While the Manmohan Singh government is facing a huge threat to its existence, or even worse, its ability to govern effectively, the stock markets were obsessing over the problems of American home loan lenders and borrowers. This is a little bit like a cancer patient obsessing over a runny nose. Or is it? Every morning, when you pick up the newspapers or switch on a news channel, there is a wide choice of news items to pick from. Some are obviously more important than others and some, one assumes, are more of the kind that can have only short-term affect, if at all. But that's something that's generally true of all news. However, when it comes to looking at news from an investment analyst's point of view, I have a deep and long-held belief in the non-newsiness of news. As I wrote in another context a few weeks ago, news, by definition, is something unusual, something that hardly ever happens.

It is clear that there is no direct connection between the subprime mess and India. The fact that there's a run of sorts on Countrywide Financial's bank in the US doesn't have much to do with the Indian end of Countrywide's business. As I said last week, the only tenable connection between themes in America and the Indian stock markets is that investors in the US will turn averse to all kinds of risk and the enormous flow of foreign funds into India will stop or even reverse.
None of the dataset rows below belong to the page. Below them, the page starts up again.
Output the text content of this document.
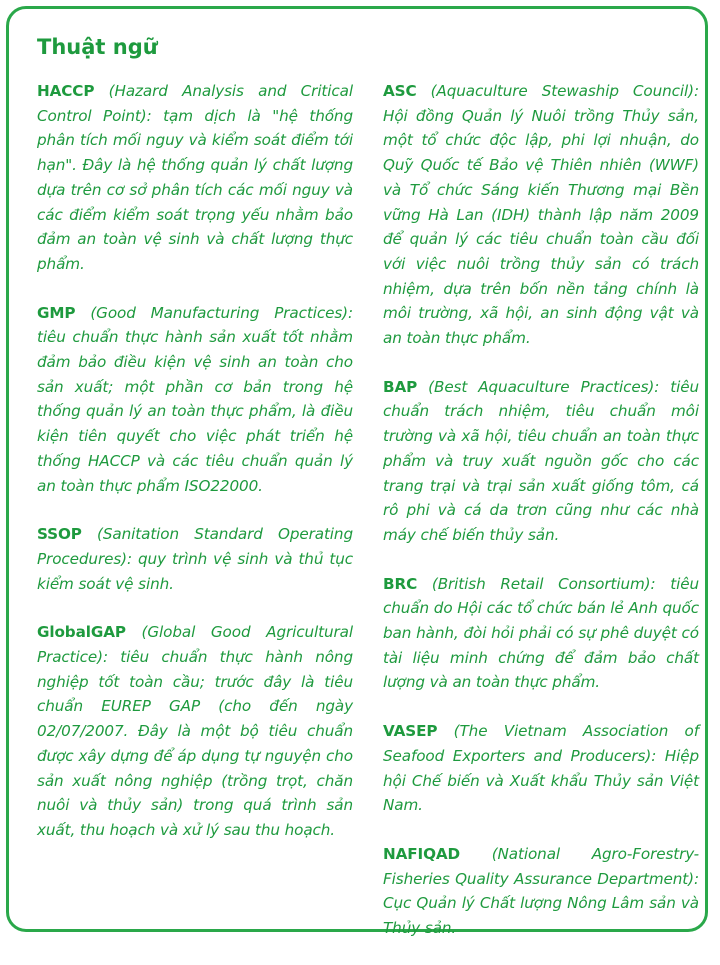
Thuật ngữ

HACCP (Hazard Analysis and Critical Control Point): tạm dịch là "hệ thống phân tích mối nguy và kiểm soát điểm tới hạn". Đây là hệ thống quản lý chất lượng dựa trên cơ sở phân tích các mối nguy và các điểm kiểm soát trọng yếu nhằm bảo đảm an toàn vệ sinh và chất lượng thực phẩm.

GMP (Good Manufacturing Practices): tiêu chuẩn thực hành sản xuất tốt nhằm đảm bảo điều kiện vệ sinh an toàn cho sản xuất; một phần cơ bản trong hệ thống quản lý an toàn thực phẩm, là điều kiện tiên quyết cho việc phát triển hệ thống HACCP và các tiêu chuẩn quản lý an toàn thực phẩm ISO22000.

SSOP (Sanitation Standard Operating Procedures): quy trình vệ sinh và thủ tục kiểm soát vệ sinh.

GlobalGAP (Global Good Agricultural Practice): tiêu chuẩn thực hành nông nghiệp tốt toàn cầu; trước đây là tiêu chuẩn EUREP GAP (cho đến ngày 02/07/2007. Đây là một bộ tiêu chuẩn được xây dựng để áp dụng tự nguyện cho sản xuất nông nghiệp (trồng trọt, chăn nuôi và thủy sản) trong quá trình sản xuất, thu hoạch và xử lý sau thu hoạch.

ASC (Aquaculture Stewaship Council): Hội đồng Quản lý Nuôi trồng Thủy sản, một tổ chức độc lập, phi lợi nhuận, do Quỹ Quốc tế Bảo vệ Thiên nhiên (WWF) và Tổ chức Sáng kiến Thương mại Bền vững Hà Lan (IDH) thành lập năm 2009 để quản lý các tiêu chuẩn toàn cầu đối với việc nuôi trồng thủy sản có trách nhiệm, dựa trên bốn nền tảng chính là môi trường, xã hội, an sinh động vật và an toàn thực phẩm.

BAP (Best Aquaculture Practices): tiêu chuẩn trách nhiệm, tiêu chuẩn môi trường và xã hội, tiêu chuẩn an toàn thực phẩm và truy xuất nguồn gốc cho các trang trại và trại sản xuất giống tôm, cá rô phi và cá da trơn cũng như các nhà máy chế biến thủy sản.

BRC (British Retail Consortium): tiêu chuẩn do Hội các tổ chức bán lẻ Anh quốc ban hành, đòi hỏi phải có sự phê duyệt có tài liệu minh chứng để đảm bảo chất lượng và an toàn thực phẩm.

VASEP (The Vietnam Association of Seafood Exporters and Producers): Hiệp hội Chế biến và Xuất khẩu Thủy sản Việt Nam.

NAFIQAD (National Agro-Forestry-Fisheries Quality Assurance Department): Cục Quản lý Chất lượng Nông Lâm sản và Thủy sản.
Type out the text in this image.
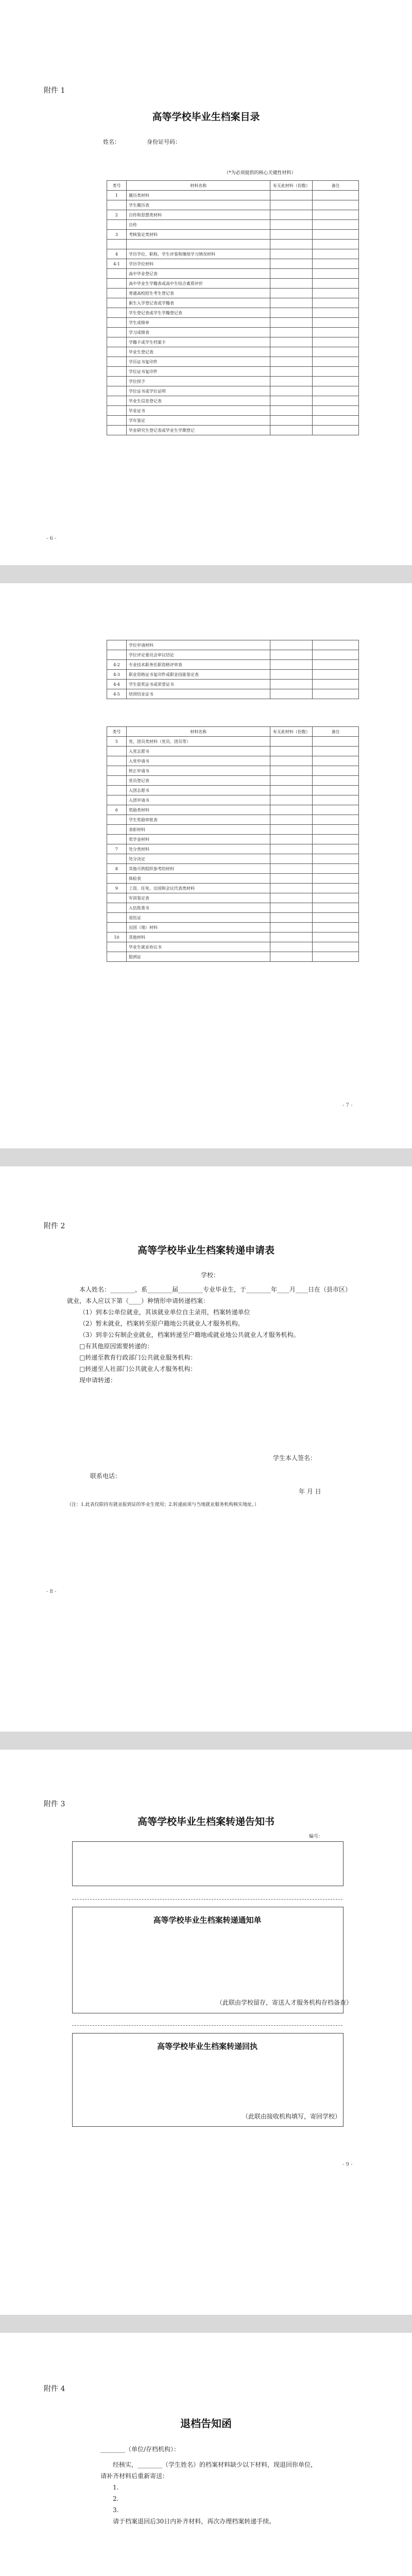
附件 1
高等学校毕业生档案目录
姓名：	身份证号码：
（*为必须提供的核心关键性材料）
类号	材料名称	有无此材料（份数）	备注
1	履历类材料		
	学生履历表		
2	自传和思想类材料		
	自传		
3	考核鉴定类材料		

4	学历学位、职称、学生评鉴和继续学习情况材料		
4-1	学历学位材料		
	高中毕业登记表		
	高中毕业生学籍表或高中生综合素质评价		
	普通高校招生考生登记表		
	新生入学登记表或学籍表		
	学生登记表或学生学籍登记表		
	学生成绩单		
	学习成绩表		
	学籍卡或学生档案卡		
	毕业生登记表		
	学历证书复印件		
	学位证书复印件		
	学位授予		
	学位证书或学位证明		
	毕业生信息登记表		
	毕业证书		
	学年鉴定		
	毕业研究生登记表或毕业生学期登记		
- 6 -
	学位申请材料		
	学位评定委员会审议结论		
4-2	专业技术职务任职资格评审表		
4-3	职业资格证书复印件或职业技能鉴定表		
4-4	学生获奖证书或荣誉证书		
4-5	培训结业证书		
类号	材料名称	有无此材料（份数）	备注
5	党、团员类材料（党员、团员等）		
	入党志愿书		
	入党申请书		
	转正申请书		
	党员登记表		
	入团志愿书		
	入团申请书		
6	奖励类材料		
	学生奖励审批表		
	表彰材料		
	奖学金材料		
7	处分类材料		
	处分决定		
8	其他可供组织参考的材料		
	体检表		
9	工资、任免、出国和会议代表类材料		
	军训鉴定表		
	入伍批准书		
	退伍证		
	出国（境）材料		
10	其他材料		
	毕业生就业协议书		
	报到证		
- 7 -
附件 2
高等学校毕业生档案转递申请表
学校：
本人姓名：________，系________届________专业毕业生，于________年____月____日在（县市区）就业，本人应以下第（____）种情形申请转递档案：
（1）到本公单位就业，其该就业单位自主录用，档案转递单位
（2）暂未就业，档案转至原户籍地公共就业人才服务机构。
（3）到非公有制企业就业，档案转递至户籍地或就业地公共就业人才服务机构。
□有其他原因需要转递的：
□转递至教育行政部门公共就业服务机构：
□转递至人社部门公共就业人才服务机构：
现申请转递：
学生本人签名：
联系电话：
年 月 日
（注：1.此表仅限持有就业报到证的毕业生使用；2.转递前须与当地就业服务机构核实地址。）
- 8 -
附件 3
高等学校毕业生档案转递告知书
编号：
高等学校毕业生档案转递通知单
（此联由学校留存，寄送人才服务机构存档备查）
高等学校毕业生档案转递回执
（此联由接收机构填写，寄回学校）
- 9 -
附件 4
退档告知函
________（单位/存档机构）：
经核实，________（学生姓名）的档案材料缺少以下材料，现退回你单位，请补齐材料后重新寄送：
1.
2.
3.
请于档案退回后30日内补齐材料，再次办理档案转递手续。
What kind of impact would this have on the stocks here? Like most questions about the stock markets, the long term and the short-term answers to this question are different. It is a basic fact of the stock market (or any market) that no matter how wonderful the traded good, its price will languish if there are no buyers. Great things are happening to our country's economy and businesses but for these things to reflect in stock prices, there has to be money flowing into the markets that is willing to buy into the future. Are the foreign investors the only people buying Indian stocks? Not by a long shot, but stock prices are very sensitive to what the last buyer or seller in the market is doing. In a manner of speaking, the price is decided by the 'pressure', upwards or downwards, created by the last unsatisfied buyer or seller in the market. The weighty presence of large foreign inflows for the last few years has been the biggest source of upwards pressure in the markets.

It is entirely possible that this will disappear from the Indian stock markets for some time. This could be for any period of time from day to weeks to months. Since short-term price movements are driven by expectation of short-term price movements, this could lead to a considerable period during which the stock markets languish or even fall. I don't think there's anything much wrong with this as long as the real economy is fine. Companies are making more products and selling them. People are earning more money and spending it. The growth is real and deep. If the stock markets hang around for a while without going anywhere much, then that's that much more of a buying opportunity for those who have faith and are interested in the long-term.

This means that even though the impact of the so-called subprime mess could turn out to be important for a certain period of time, its eventual impact is less important than many other things that you'll read in newspapers.